NEW YORK (Reuters) - A record number of Americans watched Sunday’s Super Bowl on Fox between the New York Giants and New England Patriots, helping justify the millions of dollars advertisers spent on commercials during the game.
Data from Nielsen Media Research on Monday showed 97.5 million U.S. viewers saw the closely fought National Football League game, making it the most watched Super Bowl in history and leaving it behind only the series finale of “M*A*S*H” in 1983 for viewership.
Even before kick-off, experts forecast blockbuster ratings for a Super Bowl that matched two teams from big media markets with one of the teams, New England, entering the game undefeated.
The game itself assured the sky-high ratings, as the Giants won 17-14 on a touchdown in the final seconds to produce one of the biggest upsets in Super Bowl history.

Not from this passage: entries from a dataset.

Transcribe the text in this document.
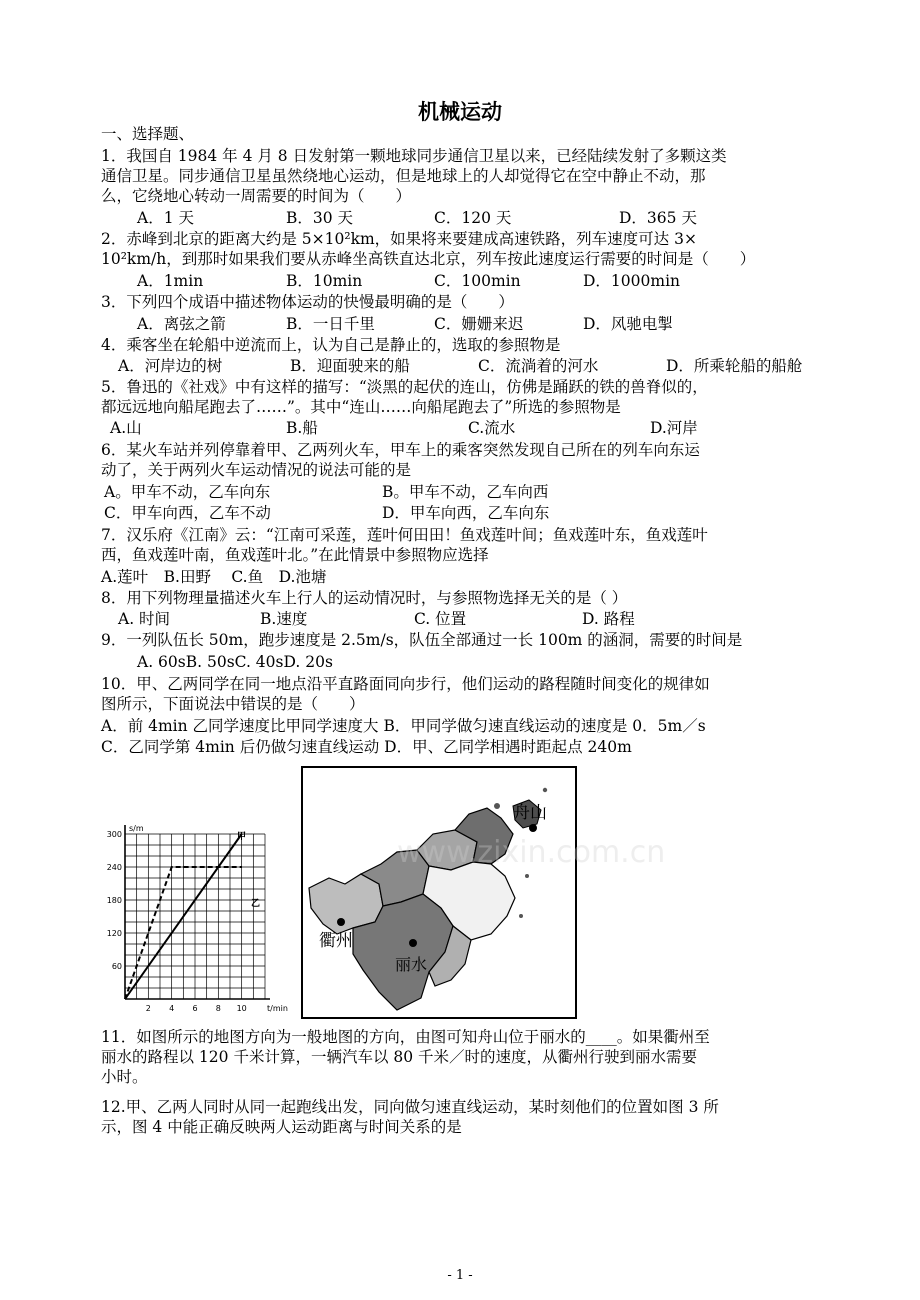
机械运动
一、选择题、
1．我国自 1984 年 4 月 8 日发射第一颗地球同步通信卫星以来，已经陆续发射了多颗这类
通信卫星。同步通信卫星虽然绕地心运动，但是地球上的人却觉得它在空中静止不动，那
么，它绕地心转动一周需要的时间为（　　）
A．1 天	B．30 天	C．120 天	D．365 天
2．赤峰到北京的距离大约是 5×10²km，如果将来要建成高速铁路，列车速度可达 3×
10²km/h，到那时如果我们要从赤峰坐高铁直达北京，列车按此速度运行需要的时间是（　　）
A．1min	B．10min	C．100min	D．1000min
3．下列四个成语中描述物体运动的快慢最明确的是（　　）
A．离弦之箭	B．一日千里	C．姗姗来迟	D．风驰电掣
4．乘客坐在轮船中逆流而上，认为自己是静止的，选取的参照物是
A．河岸边的树	B．迎面驶来的船	C．流淌着的河水	D．所乘轮船的船舱
5．鲁迅的《社戏》中有这样的描写：“淡黑的起伏的连山，仿佛是踊跃的铁的兽脊似的，
都远远地向船尾跑去了……”。其中“连山……向船尾跑去了”所选的参照物是
A.山	B.船	C.流水	D.河岸
6．某火车站并列停靠着甲、乙两列火车，甲车上的乘客突然发现自己所在的列车向东运
动了，关于两列火车运动情况的说法可能的是
A。甲车不动，乙车向东	B。甲车不动，乙车向西
C．甲车向西，乙车不动	D．甲车向西，乙车向东
7．汉乐府《江南》云：“江南可采莲，莲叶何田田！鱼戏莲叶间；鱼戏莲叶东，鱼戏莲叶
西，鱼戏莲叶南，鱼戏莲叶北。”在此情景中参照物应选择
A.莲叶　B.田野　 C.鱼　D.池塘
8．用下列物理量描述火车上行人的运动情况时，与参照物选择无关的是（ ）
A. 时间	B.速度	C. 位置	D. 路程
9．一列队伍长 50m，跑步速度是 2.5m/s，队伍全部通过一长 100m 的涵洞，需要的时间是
A. 60sB. 50sC. 40sD. 20s
10．甲、乙两同学在同一地点沿平直路面同向步行，他们运动的路程随时间变化的规律如
图所示，下面说法中错误的是（　　）
A．前 4min 乙同学速度比甲同学速度大 B．甲同学做匀速直线运动的速度是 0．5m／s
C．乙同学第 4min 后仍做匀速直线运动 D．甲、乙同学相遇时距起点 240m
s/m
t/min
300
240
180
120
60
2 4 6 8 10
甲
乙
舟山
衢州
丽水
www.zixin.com.cn
11．如图所示的地图方向为一般地图的方向，由图可知舟山位于丽水的____。如果衢州至
丽水的路程以 120 千米计算，一辆汽车以 80 千米／时的速度，从衢州行驶到丽水需要
小时。
12.甲、乙两人同时从同一起跑线出发，同向做匀速直线运动，某时刻他们的位置如图 3 所
示，图 4 中能正确反映两人运动距离与时间关系的是
- 1 -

“Fox could not have asked for a better game,” said Brad Adgate, director of research at Horizon Media. “You don’t need writers for that sort of drama.”

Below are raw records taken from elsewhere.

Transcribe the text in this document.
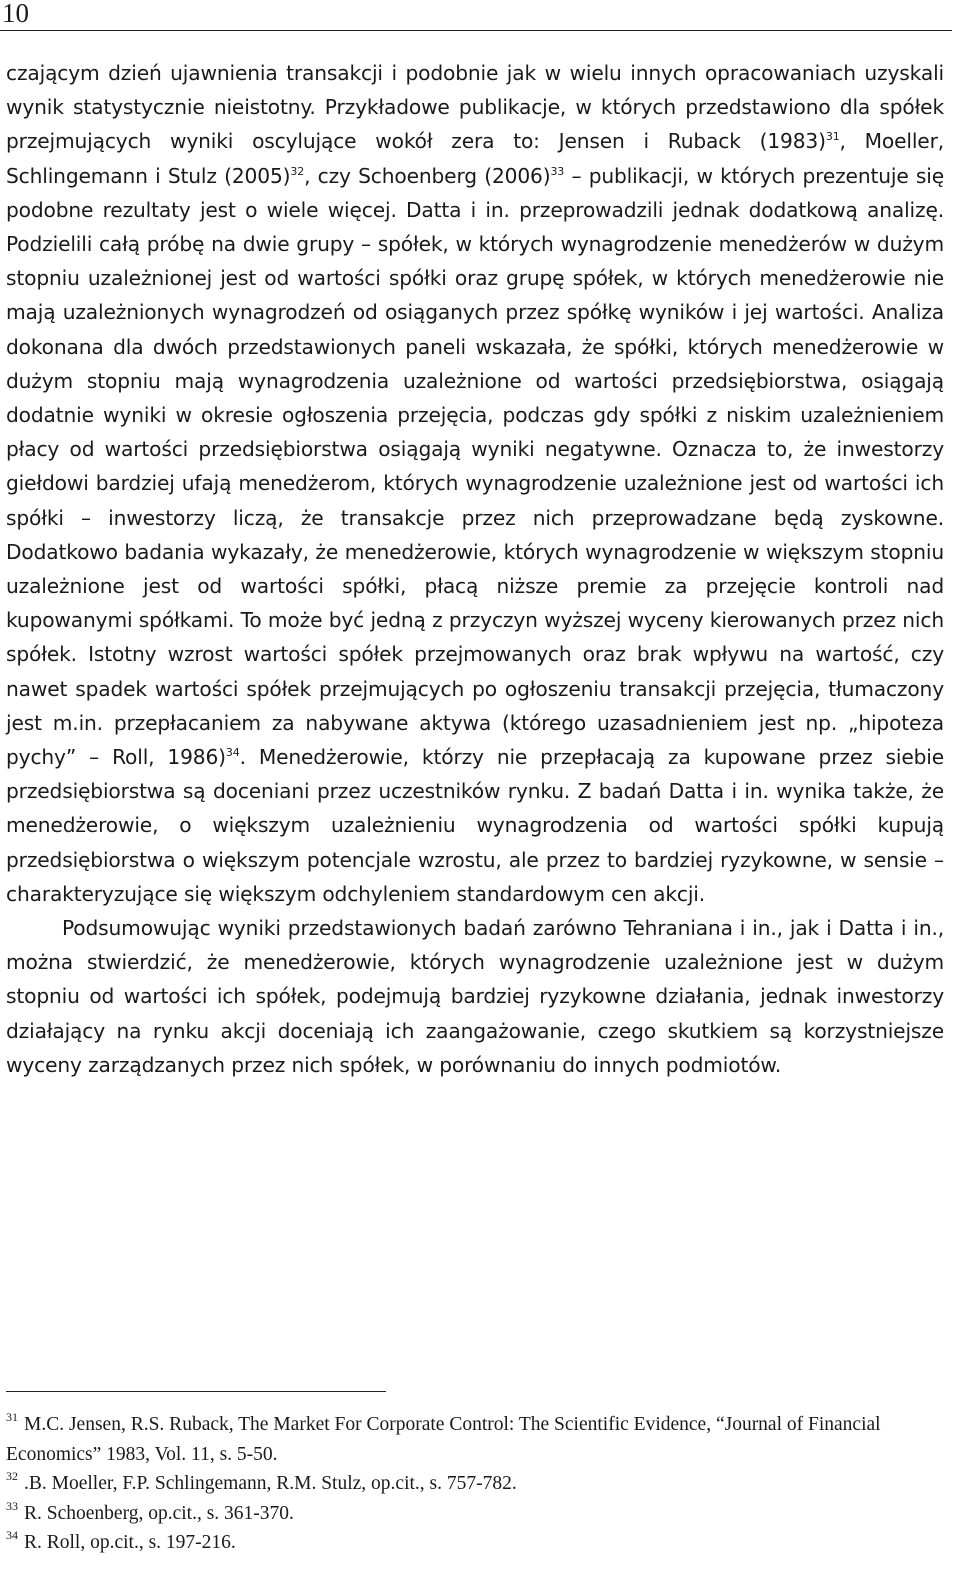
10

czającym dzień ujawnienia transakcji i podobnie jak w wielu innych opracowaniach uzyskali wynik statystycznie nieistotny. Przykładowe publikacje, w których przedstawiono dla spółek przejmujących wyniki oscylujące wokół zera to: Jensen i Ruback $(1983)^{31}$, Moeller, Schlingemann i Stulz $(2005)^{32}$, czy Schoenberg $(2006)^{33}$ – publikacji, w których prezentuje się podobne rezultaty jest o wiele więcej. Datta i in. przeprowadzili jednak dodatkową analizę. Podzielili całą próbę na dwie grupy – spółek, w których wynagrodzenie menedżerów w dużym stopniu uzależnionej jest od wartości spółki oraz grupę spółek, w których menedżerowie nie mają uzależnionych wynagrodzeń od osiąganych przez spółkę wyników i jej wartości. Analiza dokonana dla dwóch przedstawionych paneli wskazała, że spółki, których menedżerowie w dużym stopniu mają wynagrodzenia uzależnione od wartości przedsiębiorstwa, osiągają dodatnie wyniki w okresie ogłoszenia przejęcia, podczas gdy spółki z niskim uzależnieniem płacy od wartości przedsiębiorstwa osiągają wyniki negatywne. Oznacza to, że inwestorzy giełdowi bardziej ufają menedżerom, których wynagrodzenie uzależnione jest od wartości ich spółki – inwestorzy liczą, że transakcje przez nich przeprowadzane będą zyskowne. Dodatkowo badania wykazały, że menedżerowie, których wynagrodzenie w większym stopniu uzależnione jest od wartości spółki, płacą niższe premie za przejęcie kontroli nad kupowanymi spółkami. To może być jedną z przyczyn wyższej wyceny kierowanych przez nich spółek. Istotny wzrost wartości spółek przejmowanych oraz brak wpływu na wartość, czy nawet spadek wartości spółek przejmujących po ogłoszeniu transakcji przejęcia, tłumaczony jest m.in. przepłacaniem za nabywane aktywa (którego uzasadnieniem jest np. „hipoteza pychy” – Roll, 1986)$^{34}$. Menedżerowie, którzy nie przepłacają za kupowane przez siebie przedsiębiorstwa są doceniani przez uczestników rynku. Z badań Datta i in. wynika także, że menedżerowie, o większym uzależnieniu wynagrodzenia od wartości spółki kupują przedsiębiorstwa o większym potencjale wzrostu, ale przez to bardziej ryzykowne, w sensie – charakteryzujące się większym odchyleniem standardowym cen akcji.

Podsumowując wyniki przedstawionych badań zarówno Tehraniana i in., jak i Datta i in., można stwierdzić, że menedżerowie, których wynagrodzenie uzależnione jest w dużym stopniu od wartości ich spółek, podejmują bardziej ryzykowne działania, jednak inwestorzy działający na rynku akcji doceniają ich zaangażowanie, czego skutkiem są korzystniejsze wyceny zarządzanych przez nich spółek, w porównaniu do innych podmiotów.

$^{31}$ M.C. Jensen, R.S. Ruback, The Market For Corporate Control: The Scientific Evidence, “Journal of Financial Economics” 1983, Vol. 11, s. 5-50.

$^{32}$ .B. Moeller, F.P. Schlingemann, R.M. Stulz, op.cit., s. 757-782.

$^{33}$ R. Schoenberg, op.cit., s. 361-370.

$^{34}$ R. Roll, op.cit., s. 197-216.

Sunday’s audience increased nearly 5 percent from a year ago when CBS broadcast the Super Bowl. Previously, the 1996 Super Bowl between the Dallas Cowboys and Pittsburgh Steelers attracted the most viewers at 94.08 million.
For advertisers who paid an average of $2.7 million for a 30-second spot, up from $2.6 million a year ago, the hefty ratings came at the right time.
The Super Bowl, always critical for advertisers, took on added significance this year. A strike by Hollywood writers has disrupted much of the prime-time TV schedule, cutting down viewership. And those watching TV are skipping commercials with greater frequency thanks to digital video recorders like TiVo.
“The Super Bowl is relatively TiVo-proof,” said Adgate. “You’re not going to zap the commercials. In fact, a lot of people watch the game just for the commercials.”
Media experts and advertising polls suggested that longtime Super Bowl advertisers Anheuser-Busch Cos Inc and PepsiCo were among the big winners when it came to marketing.
“Overall it was a great year for Super Bowl advertising,” said professor Tim Calkins, who leads a Super Bowl review at Northwestern University’s Kellogg School of Management.
USA Today’s Ad Meter, one of the most closely watched barometers of advertising success in the game, rated a spot by Anheuser-Busch for Budweiser as the top commercial, followed by spots from Fedex, Bridgestone, Doritos, and Bud Light.
Among the advertisements that received poor reviews from experts and audiences were commercials by Salesgenie.com and CareerBuilder, an online job site run by Gannett Co, Tribune Co, McClatchy Co and Microsoft Corp.
Super Bowl commercials received in excess of 15 million additional views online at social network MySpace.com, which, like Fox, is owned by News Corp.
Shares of News Corp fell 6 cents to close at $19.35 on the New York Stock Exchange.